Lavinya Dergisi

ARAYAN...
Gülşen SARIGÖL

"Yazdığın her harf,yazabildiğin her kelam ölümün elinden kurtardığın serçe kuşudur ve serçe telaşlı değilse öldü demektir"...diyerek kalemini kağıtla buluşturmuş milyonlarca insandan sadece bir tanesiyim...

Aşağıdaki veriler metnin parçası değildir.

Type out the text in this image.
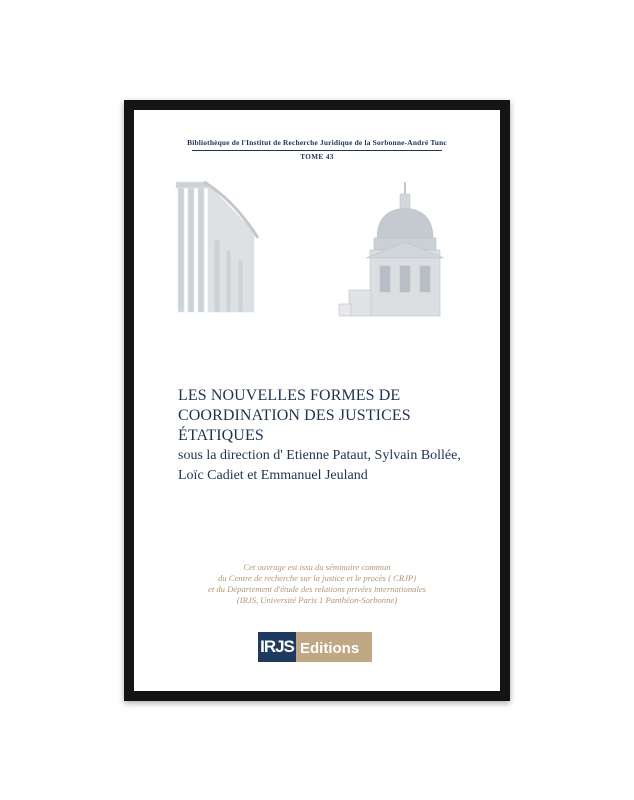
Bibliothèque de l'Institut de Recherche Juridique de la Sorbonne-André Tunc
TOME 43
LES NOUVELLES FORMES DE
COORDINATION DES JUSTICES ÉTATIQUES
sous la direction d' Etienne Pataut, Sylvain Bollée,
Loïc Cadiet et Emmanuel Jeuland
Cet ouvrage est issu du séminaire commun
du Centre de recherche sur la justice et le procès ( CRJP)
et du Département d'étude des relations privées internationales
(IRJS, Université Paris 1 Panthéon-Sorbonne)
IRJS Editions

Dünya üzerindeki her bülbül aynı sesle şakıyordu gerçeği. Toprağa kök salmış her elma fidanı, baharına kavuşunca sadece elma veriyordu uzayan dallarında. Hep doğudan doğuyordu güneş ve sadece gecenin karanlığı ev sahipliği yapıyordu yıldızlara. Yeryüzündeki tüm portakallar aynı renk, aynı koku ve aynı tattaydı. Tüm balıklar yüzebilme vasfı üzerine yaratılmıştı ve sürünmek üzere dünyaya gönderilmişti tüm yılanlar. Canlı ve cansız tüm varlıklar bir iş üzere standartları dahilinde bir yaşam sürerken, yaşamı sürdürülemez eden canlının adıydı; insan. Kimi insankızı, kimi insanoğlu hepsi aynı fiziksel özellikler doğrultusunda yaratılmış, farklı suretlerde, insan olma vasfına ne kadar eriştiği bilinmeden nefes alıyordu yeryüzünde. Canlılar aleminde "insan" sınıfında yer edinmiş biz varlıklar, çok farklıydık bir diğerimizden. Çeşit çeşittik. Milyonlarcaydık ve muazzam şekilde farklıydı hepimizin parmaklarındaki iz. Ve sanki parmak izlerimizin farklılığı kalbimize sirayet etmişti ki başkaydı her birimizin kalbi, bambaşka. Adı kalpti ama kimi zaman ona gönül derdik, kimi zaman yürek... Dilimizi süsleyen sıra dışı bir kelimeydi bu kalp... Kan pompalayıp, can vermekten başka bir çok şeye yarıyordu çünkü o. Kimimizinki çok küçüktü; içine fazla bir şey almıyordu. Kimimizinki haddinden fazla büyük; gereksiz doluydu. Kimimizinki korkakça büyütülmüş, kimimizinki yürekli bir yürekti; cesurdu, cesaret doluydu. Kalbin farklılığın sirayet ettiği dil ise yine farklıydı bir diğerinden. Kimi, kemiksiz yaratılışını fırsat bilip her şeye döndürüyordu onu. Kimi de vâr oluyordu işte diline ses bulaştırmadan. Ve bu sessiz sedasız yaşamayı, bu dünyadan sessiz sedasız geçip gitmeyi tercih edenlerin yeri yoktu bu topraklarda. Dünya gürültüsüyle vâr olanların yeriydi çünkü. Ve dünya üzerinde gürültüsüyle kendini vâr eden canlıların çoğunluğuydu insanoğlu ve insankızı. Geriye kalan çok küçük bir kesim ise sessizliğin gölgesinde yer arıyordu kendine... Kimi; bir kitabın altı çizili satırlarında... Kimi; kaleminin ucundaki üç beş siyah harfte... Kimi; bir insanın sevgisinde... Ve yine kimi; bir insanın sevgisinde... Arıyordu kendine bir yer. Aradığının yine kendinde olduğunu bilmeden. Bulmak istediği şeyin en yakın aynada olduğunu unutarak...Arıyordu...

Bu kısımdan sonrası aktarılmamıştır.